After 17 years of conservative governments, the triumph of the Socialist Party (SP) candidate Francois Hollande in the presidential elections is considered today a political change in France with European scope.

French President-elect  Hollande won Sunday’s election with 51,67 percent of the votes, compared to 48,33 of his rival Nicolas Sarkozy, according to data provided by the Ministry of Interior, after counting 99 percent of the ballots.

In his first speech to the nation, from the town of Tulle, the newly elected president committed to work for a European Union (EU) where economic growth, employment and prosperity prevail.

"Europe is watching us. Austerity can not be a fatality", affirmed Hollande who has raised his willingness to renegotiate the treaty of fiscal stringency adopted in March this year by 25 of the 27 EU countries.

At a time of popular discontent in the region by welfare cuts and the loss of jobs, President-elect considers necessary to counterbalance the austerity policies.

"That will be my mission, to give European construction a new dimension. And I’ll tell that as soon as possible to the European and German partners", he said.

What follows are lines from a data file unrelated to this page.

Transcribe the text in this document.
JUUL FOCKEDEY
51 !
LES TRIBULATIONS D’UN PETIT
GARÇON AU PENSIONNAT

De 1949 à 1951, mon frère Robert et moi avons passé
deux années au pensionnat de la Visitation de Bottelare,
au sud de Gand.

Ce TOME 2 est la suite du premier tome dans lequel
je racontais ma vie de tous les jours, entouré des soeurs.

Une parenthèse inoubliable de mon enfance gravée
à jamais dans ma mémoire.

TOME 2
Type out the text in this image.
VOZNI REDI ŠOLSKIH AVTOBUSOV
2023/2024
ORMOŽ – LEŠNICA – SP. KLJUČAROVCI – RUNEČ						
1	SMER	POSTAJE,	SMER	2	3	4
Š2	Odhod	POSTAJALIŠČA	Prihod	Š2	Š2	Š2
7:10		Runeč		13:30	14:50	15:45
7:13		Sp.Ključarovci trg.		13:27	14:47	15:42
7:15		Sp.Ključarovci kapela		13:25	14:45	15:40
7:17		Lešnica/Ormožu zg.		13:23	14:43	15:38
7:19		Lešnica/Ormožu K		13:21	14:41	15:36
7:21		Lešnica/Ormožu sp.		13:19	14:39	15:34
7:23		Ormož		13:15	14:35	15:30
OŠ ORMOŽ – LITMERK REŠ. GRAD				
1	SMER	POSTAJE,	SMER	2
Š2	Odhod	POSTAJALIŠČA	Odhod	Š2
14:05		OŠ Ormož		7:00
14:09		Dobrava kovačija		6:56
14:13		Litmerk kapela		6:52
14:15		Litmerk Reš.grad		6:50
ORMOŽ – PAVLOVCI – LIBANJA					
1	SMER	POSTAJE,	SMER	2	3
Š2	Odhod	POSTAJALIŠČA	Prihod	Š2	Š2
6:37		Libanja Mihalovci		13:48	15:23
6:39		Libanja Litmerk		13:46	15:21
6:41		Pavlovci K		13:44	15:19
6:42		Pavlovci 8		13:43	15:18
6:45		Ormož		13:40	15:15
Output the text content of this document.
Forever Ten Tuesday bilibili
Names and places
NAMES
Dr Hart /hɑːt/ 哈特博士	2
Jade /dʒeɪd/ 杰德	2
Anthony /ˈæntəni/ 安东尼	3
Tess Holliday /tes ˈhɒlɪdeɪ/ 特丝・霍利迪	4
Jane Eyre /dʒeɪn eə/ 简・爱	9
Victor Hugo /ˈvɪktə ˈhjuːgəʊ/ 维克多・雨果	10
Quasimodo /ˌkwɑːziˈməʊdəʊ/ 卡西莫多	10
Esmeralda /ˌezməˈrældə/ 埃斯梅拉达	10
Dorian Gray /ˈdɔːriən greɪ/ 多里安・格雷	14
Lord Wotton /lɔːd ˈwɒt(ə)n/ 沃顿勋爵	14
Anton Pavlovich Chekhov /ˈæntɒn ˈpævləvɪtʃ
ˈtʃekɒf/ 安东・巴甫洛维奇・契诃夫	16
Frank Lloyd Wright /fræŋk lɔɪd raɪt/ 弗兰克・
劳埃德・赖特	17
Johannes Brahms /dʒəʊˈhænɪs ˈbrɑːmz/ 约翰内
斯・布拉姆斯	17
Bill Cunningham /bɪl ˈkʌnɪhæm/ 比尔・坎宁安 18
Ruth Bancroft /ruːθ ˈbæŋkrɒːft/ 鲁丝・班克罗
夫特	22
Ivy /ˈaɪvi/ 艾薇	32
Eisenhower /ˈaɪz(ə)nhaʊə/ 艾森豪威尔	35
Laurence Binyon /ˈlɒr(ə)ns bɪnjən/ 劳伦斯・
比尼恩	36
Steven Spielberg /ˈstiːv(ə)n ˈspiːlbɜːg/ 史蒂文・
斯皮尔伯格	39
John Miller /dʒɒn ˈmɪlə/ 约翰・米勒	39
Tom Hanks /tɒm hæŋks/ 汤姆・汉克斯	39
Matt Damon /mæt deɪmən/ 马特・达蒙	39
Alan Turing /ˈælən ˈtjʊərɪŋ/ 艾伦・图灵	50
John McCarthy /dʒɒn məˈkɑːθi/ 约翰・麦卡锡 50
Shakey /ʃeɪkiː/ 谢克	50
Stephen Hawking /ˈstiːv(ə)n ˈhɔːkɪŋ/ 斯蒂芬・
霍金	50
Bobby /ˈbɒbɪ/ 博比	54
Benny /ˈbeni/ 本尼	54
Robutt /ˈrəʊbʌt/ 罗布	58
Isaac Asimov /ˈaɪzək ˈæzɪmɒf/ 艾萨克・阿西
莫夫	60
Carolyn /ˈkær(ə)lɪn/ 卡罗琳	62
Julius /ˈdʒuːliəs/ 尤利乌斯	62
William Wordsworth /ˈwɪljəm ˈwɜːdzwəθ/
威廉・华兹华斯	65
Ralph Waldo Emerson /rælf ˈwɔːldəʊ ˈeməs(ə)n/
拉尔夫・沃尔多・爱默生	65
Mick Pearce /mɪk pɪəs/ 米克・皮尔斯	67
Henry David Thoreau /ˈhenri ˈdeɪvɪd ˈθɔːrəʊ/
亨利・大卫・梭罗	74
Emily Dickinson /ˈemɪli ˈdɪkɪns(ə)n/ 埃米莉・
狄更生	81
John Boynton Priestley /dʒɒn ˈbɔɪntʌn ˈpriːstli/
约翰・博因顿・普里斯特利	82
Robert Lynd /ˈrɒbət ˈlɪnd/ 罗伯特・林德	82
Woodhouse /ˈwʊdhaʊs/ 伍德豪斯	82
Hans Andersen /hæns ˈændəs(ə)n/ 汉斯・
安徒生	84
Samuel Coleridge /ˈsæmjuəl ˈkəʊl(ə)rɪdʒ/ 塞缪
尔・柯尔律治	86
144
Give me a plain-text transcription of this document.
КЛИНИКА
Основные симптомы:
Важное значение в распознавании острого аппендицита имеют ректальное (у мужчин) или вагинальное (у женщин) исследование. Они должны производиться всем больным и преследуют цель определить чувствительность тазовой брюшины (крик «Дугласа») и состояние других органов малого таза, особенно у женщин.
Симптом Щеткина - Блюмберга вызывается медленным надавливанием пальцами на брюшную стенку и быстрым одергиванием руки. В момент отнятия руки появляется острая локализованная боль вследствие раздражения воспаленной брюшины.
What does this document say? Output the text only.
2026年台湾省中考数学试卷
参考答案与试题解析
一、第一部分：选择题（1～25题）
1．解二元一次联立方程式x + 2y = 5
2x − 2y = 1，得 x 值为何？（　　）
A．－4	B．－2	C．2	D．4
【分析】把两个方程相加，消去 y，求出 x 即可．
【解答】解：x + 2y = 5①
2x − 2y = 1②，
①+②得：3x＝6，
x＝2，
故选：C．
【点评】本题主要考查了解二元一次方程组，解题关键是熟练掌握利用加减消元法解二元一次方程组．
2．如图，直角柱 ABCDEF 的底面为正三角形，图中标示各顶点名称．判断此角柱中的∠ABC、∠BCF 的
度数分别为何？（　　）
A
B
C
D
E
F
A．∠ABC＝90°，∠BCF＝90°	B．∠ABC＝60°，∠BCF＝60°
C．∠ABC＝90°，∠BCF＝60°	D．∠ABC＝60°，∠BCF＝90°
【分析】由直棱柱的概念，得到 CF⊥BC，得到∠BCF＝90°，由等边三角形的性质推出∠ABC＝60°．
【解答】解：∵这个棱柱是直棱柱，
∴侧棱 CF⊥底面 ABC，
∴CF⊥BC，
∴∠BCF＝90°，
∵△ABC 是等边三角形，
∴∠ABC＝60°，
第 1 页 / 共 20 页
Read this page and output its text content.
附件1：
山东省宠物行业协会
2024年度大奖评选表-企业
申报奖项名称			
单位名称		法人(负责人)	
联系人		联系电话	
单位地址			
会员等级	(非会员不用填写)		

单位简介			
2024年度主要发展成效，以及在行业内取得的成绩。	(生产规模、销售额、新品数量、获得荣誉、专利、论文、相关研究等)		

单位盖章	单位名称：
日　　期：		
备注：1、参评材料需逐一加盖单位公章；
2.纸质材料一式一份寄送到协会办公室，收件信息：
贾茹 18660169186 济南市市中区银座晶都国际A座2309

The elected president also called for implementing a tax on financial transactions, create Eurobonds to finance infrastructure and provide a new role for the European Central Bank, among other projects to stimulate economic development.

The victory of the Socialist Party candidate and the hope that this election marks a change in the direction of the block taking into account the economic turbulence in the eurozone, was noted by several media in the continent.

For the French newspaper Liberation, the triumph of Hollande recalls the victory won by Francois Mitterrand in 1981, and revives images that seemed doomed to the history books.

While Patrick Apel-Muller, LÂHumanite finds that this success is indicative of the strong desire for change.

The United Kingdom newspaper The Independent said that the victory of the Socialist Party candidate against Sarkozy announces a change in the way Europe faces the crisis.

Hollande triumphs against Sarkozy’s austerity policy or, titled the conservative newspaper The Times, while Portugal’s Jornal de Negocios expressed the hope to transform the legacy of German Chancellor Angela Merkel and take a different approach to the crisis.

In Italy, the daily La Stampa reflected the triumph of the Socialist Party in the polls with an article titled: Paris Changes and Europe Changes.